As strongly-worded ultimatums are re-issued, and compliance deadlines pass, the diplomatic crisis in the Gulf grinds on with no obvious end in sight. And the real world actions that Saudi Arabia, the UAE, Egypt and Bahrain have so far taken against Qatar mean the financial impacts have now moved beyond the hypothetical.
Qatari news agencies have quoted various far-flung readers from across the globe who are nervously reporting that they have struggled to exchange their hard-earned riyals on overseas trips. Any negative impact on the free flow of remittances will naturally raise concerns among the hundreds of thousands of ex-patriots who make up the vast majority of the Qatari workforce – not to mention 90% of its population. Authorities in Doha are actively seeking to persuade investors and customers that there has been a “limited” and “manageable” effect on local banks, and that they will guarantee all riyal-related foreign exchange transactions.

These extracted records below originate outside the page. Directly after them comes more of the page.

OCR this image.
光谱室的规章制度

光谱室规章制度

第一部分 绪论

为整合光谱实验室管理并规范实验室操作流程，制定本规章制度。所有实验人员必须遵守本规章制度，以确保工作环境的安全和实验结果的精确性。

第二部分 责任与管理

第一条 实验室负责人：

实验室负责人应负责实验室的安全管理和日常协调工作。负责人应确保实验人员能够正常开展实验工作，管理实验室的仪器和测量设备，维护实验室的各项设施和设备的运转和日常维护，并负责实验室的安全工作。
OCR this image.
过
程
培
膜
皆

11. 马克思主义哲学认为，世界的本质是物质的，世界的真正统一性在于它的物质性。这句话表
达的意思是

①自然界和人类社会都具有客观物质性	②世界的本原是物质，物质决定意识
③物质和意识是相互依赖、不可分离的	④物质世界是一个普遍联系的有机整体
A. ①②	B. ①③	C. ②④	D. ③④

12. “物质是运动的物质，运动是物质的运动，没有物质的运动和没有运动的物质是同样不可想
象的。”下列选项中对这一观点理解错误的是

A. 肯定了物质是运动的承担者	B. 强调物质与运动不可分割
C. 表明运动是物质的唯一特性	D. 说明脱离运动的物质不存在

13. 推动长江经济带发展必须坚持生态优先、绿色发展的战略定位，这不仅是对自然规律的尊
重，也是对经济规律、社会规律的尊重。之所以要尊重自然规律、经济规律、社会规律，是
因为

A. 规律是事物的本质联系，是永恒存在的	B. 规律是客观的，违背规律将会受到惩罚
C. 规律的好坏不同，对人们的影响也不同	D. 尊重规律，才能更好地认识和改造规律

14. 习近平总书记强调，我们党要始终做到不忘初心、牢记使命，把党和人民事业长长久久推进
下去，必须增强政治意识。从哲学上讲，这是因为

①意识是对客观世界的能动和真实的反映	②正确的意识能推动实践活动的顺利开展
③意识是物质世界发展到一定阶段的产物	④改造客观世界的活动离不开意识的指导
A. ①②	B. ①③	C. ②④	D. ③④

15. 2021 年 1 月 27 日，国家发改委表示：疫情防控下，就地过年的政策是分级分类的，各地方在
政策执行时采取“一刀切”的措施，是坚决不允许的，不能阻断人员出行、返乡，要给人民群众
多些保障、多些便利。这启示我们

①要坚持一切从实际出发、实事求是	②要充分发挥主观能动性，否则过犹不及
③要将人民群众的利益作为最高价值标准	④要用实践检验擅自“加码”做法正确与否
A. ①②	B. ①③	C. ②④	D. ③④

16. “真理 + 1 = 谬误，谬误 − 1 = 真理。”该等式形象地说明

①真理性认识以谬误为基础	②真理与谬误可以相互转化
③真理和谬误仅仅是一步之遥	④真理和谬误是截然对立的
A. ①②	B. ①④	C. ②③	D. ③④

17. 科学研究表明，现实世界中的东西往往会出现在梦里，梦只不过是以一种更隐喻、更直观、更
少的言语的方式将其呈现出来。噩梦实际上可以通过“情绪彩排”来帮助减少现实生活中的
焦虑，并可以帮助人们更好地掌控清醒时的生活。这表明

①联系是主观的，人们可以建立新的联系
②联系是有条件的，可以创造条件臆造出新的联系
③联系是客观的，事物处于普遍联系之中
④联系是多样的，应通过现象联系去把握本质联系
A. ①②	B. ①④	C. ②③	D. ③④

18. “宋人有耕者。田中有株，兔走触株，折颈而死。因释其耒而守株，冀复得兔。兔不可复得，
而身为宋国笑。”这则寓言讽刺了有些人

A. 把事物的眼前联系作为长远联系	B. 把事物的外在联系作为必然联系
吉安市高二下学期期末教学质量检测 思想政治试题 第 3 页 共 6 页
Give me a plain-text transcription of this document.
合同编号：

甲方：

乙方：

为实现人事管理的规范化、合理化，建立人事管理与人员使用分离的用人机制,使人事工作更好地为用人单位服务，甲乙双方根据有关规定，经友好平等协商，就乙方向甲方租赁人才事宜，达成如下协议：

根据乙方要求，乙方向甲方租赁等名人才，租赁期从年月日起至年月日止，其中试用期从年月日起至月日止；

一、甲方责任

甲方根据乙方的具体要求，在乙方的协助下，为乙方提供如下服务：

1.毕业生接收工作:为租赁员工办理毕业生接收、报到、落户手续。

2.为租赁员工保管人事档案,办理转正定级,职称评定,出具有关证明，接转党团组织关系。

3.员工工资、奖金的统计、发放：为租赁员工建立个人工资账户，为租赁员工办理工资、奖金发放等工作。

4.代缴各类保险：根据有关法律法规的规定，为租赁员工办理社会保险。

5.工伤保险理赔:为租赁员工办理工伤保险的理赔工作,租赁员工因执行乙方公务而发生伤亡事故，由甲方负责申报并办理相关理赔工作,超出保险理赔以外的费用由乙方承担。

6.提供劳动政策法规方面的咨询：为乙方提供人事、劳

In a small nation like Qatar, where life quite literally relies on imports, consumers will quickly feel the pinch from even the slightest slide in their currency. Obviously with the world’s highest GDP per capita, Qatar is hardly likely to be grappling with food shortages any time soon. But after S&P’s decision to downgrade Qatar’s rating and Fitch’s announcement that the country was now on negative watch, authorities in Doha may see their cost of borrowing rise.